I have a similar issue as the OP but in a different context, my iterative algorithm needs to mutate the matrix A by adding columns and/or rows. The first time, the QR is computed using DGEQRF and thus, the compact LAPACK format. After the matrix A is mutated e.g. with new rows I can quickly build a new set of reflectors or rotators that will annihilate the non-zero elements of the lowest diagonal of my existing R and build a new R but now I have a set of H1_old H2_old ... Hn_old and H1_new H2_new ... Hn_new (and similarly tau's) which can't be mixed up into a single QR compact representation. The two possibilities I have are, and maybe the OP has the same two possibilities:
Always maintain Q and R explicitly separated whether when computed the first time or after every update at the cost of extra flops but keeping the required memory well bounded.

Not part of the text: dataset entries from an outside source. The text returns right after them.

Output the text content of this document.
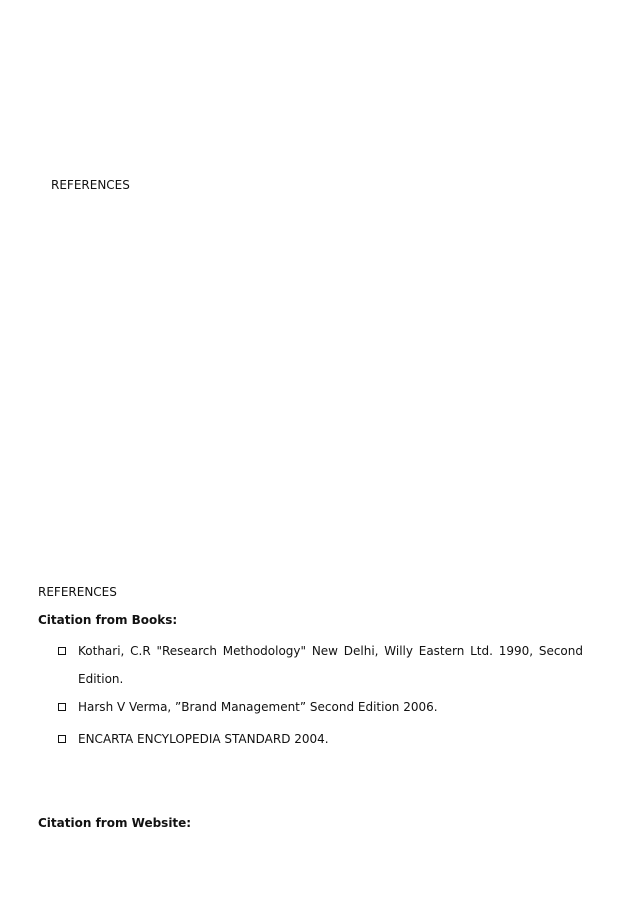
REFERENCES
REFERENCES
Citation from Books:
Kothari, C.R "Research Methodology" New Delhi, Willy Eastern Ltd. 1990, Second
Edition.
Harsh V Verma, ”Brand Management” Second Edition 2006.
ENCARTA ENCYLOPEDIA STANDARD 2004.
Citation from Website:
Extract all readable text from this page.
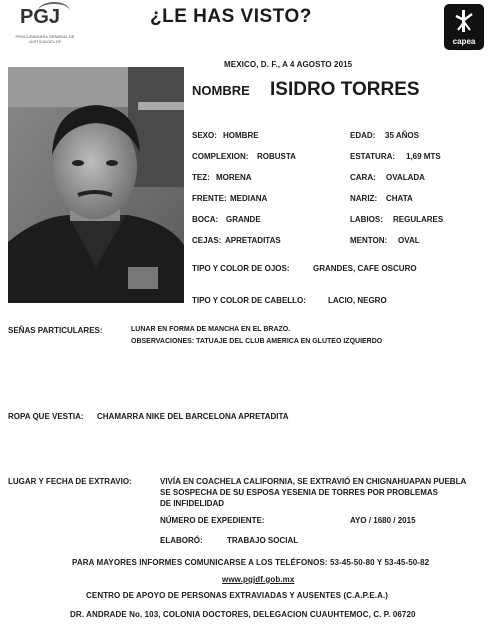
PGJ
PROCURADURÍA GENERAL DE JUSTICIA DEL DF
¿LE HAS VISTO?
capea
MEXICO, D. F., A 4 AGOSTO 2015
NOMBRE ISIDRO TORRES
SEXO: HOMBRE
COMPLEXION: ROBUSTA
TEZ: MORENA
FRENTE: MEDIANA
BOCA: GRANDE
CEJAS: APRETADITAS
EDAD: 35 AÑOS
ESTATURA: 1,69 MTS
CARA: OVALADA
NARIZ: CHATA
LABIOS: REGULARES
MENTON: OVAL
TIPO Y COLOR DE OJOS:	GRANDES, CAFE OSCURO
TIPO Y COLOR DE CABELLO:	LACIO, NEGRO
SEÑAS PARTICULARES:	LUNAR EN FORMA DE MANCHA EN EL BRAZO.
OBSERVACIONES: TATUAJE DEL CLUB AMERICA EN GLUTEO IZQUIERDO
ROPA QUE VESTIA: CHAMARRA NIKE DEL BARCELONA APRETADITA
LUGAR Y FECHA DE EXTRAVIO:	VIVÍA EN COACHELA CALIFORNIA, SE EXTRAVIÓ EN CHIGNAHUAPAN PUEBLA
SE SOSPECHA DE SU ESPOSA YESENIA DE TORRES POR PROBLEMAS
DE INFIDELIDAD
NÚMERO DE EXPEDIENTE:	AYO / 1680 / 2015
ELABORÓ:	TRABAJO SOCIAL
PARA MAYORES INFORMES COMUNICARSE A LOS TELÉFONOS: 53-45-50-80 Y 53-45-50-82
www.pgjdf.gob.mx
CENTRO DE APOYO DE PERSONAS EXTRAVIADAS Y AUSENTES (C.A.P.E.A.)
DR. ANDRADE No. 103, COLONIA DOCTORES, DELEGACION CUAUHTEMOC, C. P. 06720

Stick to the compact LAPACK format but then every time a new update comes in, keep a list of all these mini sets of update reflectors. At the point of solving the system one would do a big Q'*c i.e. H1_u3*H2_u3*...*Hn_u3*H1_u2*H2_u2*...*Hn_u2*H1_u1*H2_u1...*Hn_u1*H1*H2*...*Hn*c where ui is the QR update number and this is potentially a lot of multiplications to do and memory to keep track of but definitely the fastest way.
The long answer from David basically explains what the compact QR format is but not how to get to this compact QR format having the explicit computed Q and R as input.